By focusing too much on digital technology (without even mentioning the development of AI), let's not forget that what works best are live exchanges (face-to-face or otherwise) between several brains. It flows fast and well.

The cone of learning
The cone of learning as seen by Edgar Dole
  • VALUE 2: Operational products rather than exhaustive documentation.

Applied to training, the "product" is content that is shared quickly if deemed useful and relevant by the teams, rather than polished training, with interactivity, quizzes and so on, but not requested by the teams.

We focus on relevance - judged by peers - and iteration. We update continuously.

This also has an impact on our vision of knowledge management. We no longer need to over-invest in knowledge taxonomy. Technologies give us much more "organic" access.

  • VALUE 3: Collaboration with customers rather than contractual negotiation

The customer here is your team and your colleagues. In-company training is above all about working better together, raising the general level, challenging yourself intellectually or in a highly technical field.

If it's not worked on collectively, if it's imposed, we go straight into contractual mode: good luck creating any kind of "culture of sharing"! Get out the oars.

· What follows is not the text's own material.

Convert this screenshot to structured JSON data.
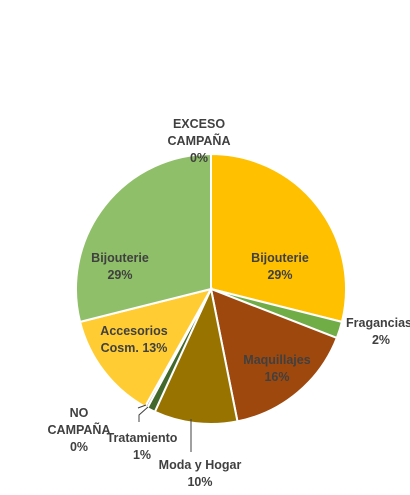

Let's forget about contracts and put the pleasure of learning and sharing what we know back where it belongs.

Make learning fun again
Putting fun back at the heart of learning through collective intelligence
  • VALUE 4: Adapting to change plus following a plan

This is a sensitive subject. The planned vision of HR is still the norm, and on many HR subjects, it's better to be a black belt in planning (administration, recruitment...) BUT! as far as training is concerned, while mapping, forecasting and anticipation work is necessary, implementation can no longer be top-down and must be iterative. I'd even go so far as to call it a training sprint, or learning spirit.


The debate is open!

Thank you for taking the time to read us!